Do you have a dark social media secret?
Apparently, many people these days do. According to a recent study by the folks at MIT, social media users are leaning more and more towards what’s called the “liquid self” – changing the way they behave online depending on who they’re interacting with and where. As proof of this, they offer up the rising popularity of services and apps such as SnapChat and WhatsApp, which allow for completely contextual conversations that disappear soon after being sent – interactions whose tenor varies widely based on who can see and take part in the fleeting conversation.
Most of us do behave differently, even in real life, when we’re interacting with someone from our professional life, for example, than we do when interacting with friends or family. It’s not usually a matter of changing our entire personality, but there are definitely conversations that take place in certain social circles that just aren’t appropriate for others.
But the permanence of what we post on traditional social media sites seems to have spawned a new generation of more ephemeral means of online communication, allowing people to act according to the conventions of the group they are interacting with without having to worry about who else can see their posts.
So what does this mean for social media marketing?
Well, one manifestation of this new trend is the phenomenon of “dark social.” Though it sounds sinister, dark social means nothing more than people sharing online content privately via email or PM, rather than openly via social media sites.
This practice is frustrating for social media marketers because it doesn’t allow for tracking of web traffic and social media engagement, and sometimes, it can result in content being shared without giving credit to the source. But it does enable consumers to share content they find interesting or valuable in a very targeted way, without having to worry about how an open endorsement on social media would look to their friends and colleagues.
The question now is, how can businesses best market themselves online in the context of these new parameters?
In order to answer, we first need to take a look at exactly how marketing content is being shared, and then what steps we can take to respond to the changes.
Dark social usually means cutting and pasting either the link to a piece of content or the text of a piece into an email. Our response as marketers should cover both of these practices in order to be most effective.
1. Cutting and pasting links:
When an URL is copied and pasted into an email, the main issue for online marketers is the absence of any real way to track where that traffic is coming from. Without knowing whether someone saw a post on Facebook or Twitter or even in an email newsletter, businesses don’t know where their online marketing efforts are having the most effect, and thus, where they should concentrate their efforts.
One solution is to add UTM (Urchin Tracking Module) codes to each and every URL you share online. This way, no matter how people get a link, when they click on it, you will be able to see exactly where the traffic came from.

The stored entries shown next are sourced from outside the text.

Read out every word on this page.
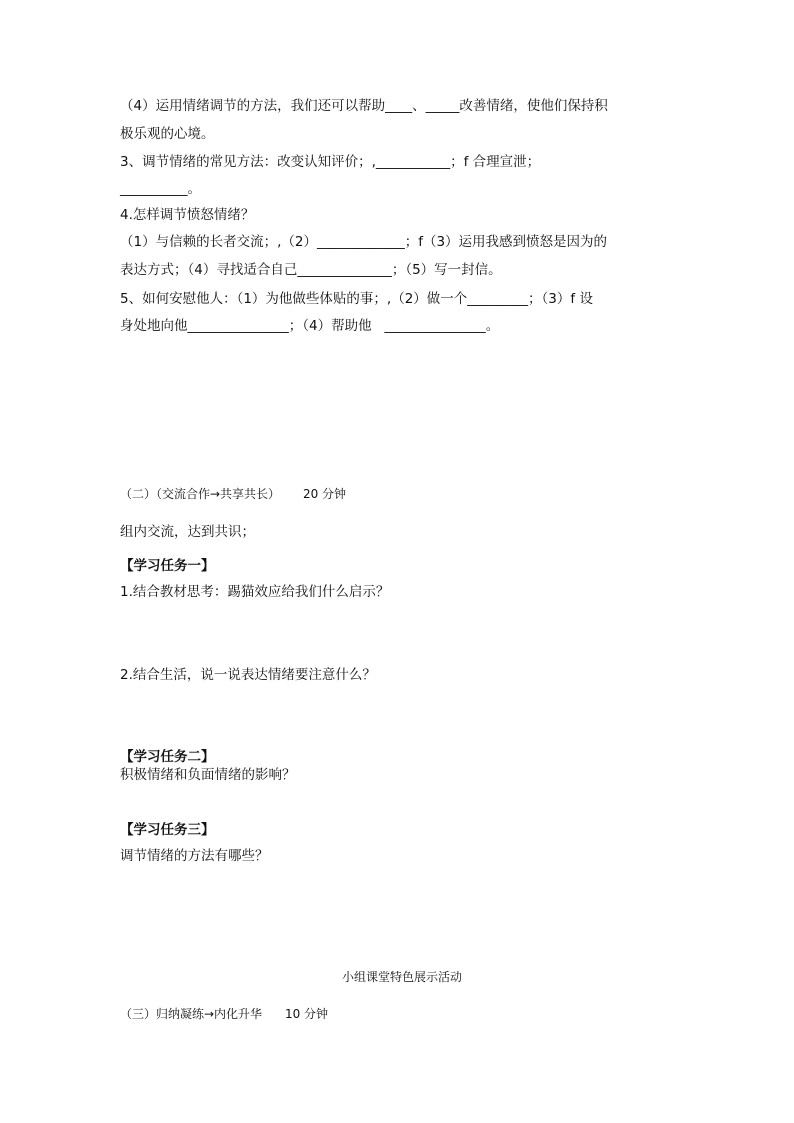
（4）运用情绪调节的方法，我们还可以帮助____、_____改善情绪，使他们保持积
极乐观的心境。
3、调节情绪的常见方法：改变认知评价；,___________；f 合理宣泄；
__________。
4.怎样调节愤怒情绪？
（1）与信赖的长者交流；,（2）_____________；f（3）运用我感到愤怒是因为的
表达方式；（4）寻找适合自己______________；（5）写一封信。
5、如何安慰他人：（1）为他做些体贴的事；,（2）做一个_________；（3）f 设
身处地向他_______________；（4）帮助他   _______________。
（二）（交流合作→共享共长）      20 分钟
组内交流，达到共识；
【学习任务一】
1.结合教材思考：踢猫效应给我们什么启示？
2.结合生活，说一说表达情绪要注意什么？
【学习任务二】
积极情绪和负面情绪的影响？
【学习任务三】
调节情绪的方法有哪些？
小组课堂特色展示活动
（三）归纳凝练→内化升华      10 分钟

2. Cutting and pasting text:
When, on the other hand, the actual text of a piece is copied and pasted into an email, the issue is different. Depending on how much of the content is shared, as well as how clearly the content shared can be attributed to your company, a recipient may end up enjoying the content without knowing where it came from. This basically defeats the whole purpose of marketing content!
There are two ways to combat this possibility. The first is to add a back-link to any snippet cut and pasted from your site.
You’ve seen these before – you paste a sentence into an email, and suddenly, behind it appears something to the effect of “Read more at ourwebsite.com.” This is a convenient way for those sharing content to give credit where credit is due – but unfortunately, the link can be deleted before the text is shared, so this method is not completely foolproof.
The other way to ensure that anyone receiving your content knows its source of origin is simpler, but extremely effective. Simply ensure that your content is so saturated with references unique to your company that it doesn’t matter whether the sharer mentions you as the source – it will be clear to anyone who receives it.
This can mean mentioning names of employees within the piece, your company name, your products and services, or even your particular company philosophy… It doesn’t mean writing salesy pieces, but rather, flavoring each piece you write, no matter what the topic, with your company’s unique personal touch. It can even mean incorporating graphics unique to your business – anything that identifies you as the source, even if outside references such as links and bylines are removed.
By taking these simple but effective steps to work around dark social, you’ll not only be enabling your marketing department to better track the results of their work – you’ll also be ensuring that no matter where and how your content is shared, it’s doing what it’s meant to do…bringing you more traffic, and establishing you as the go-to resource for information in your industry.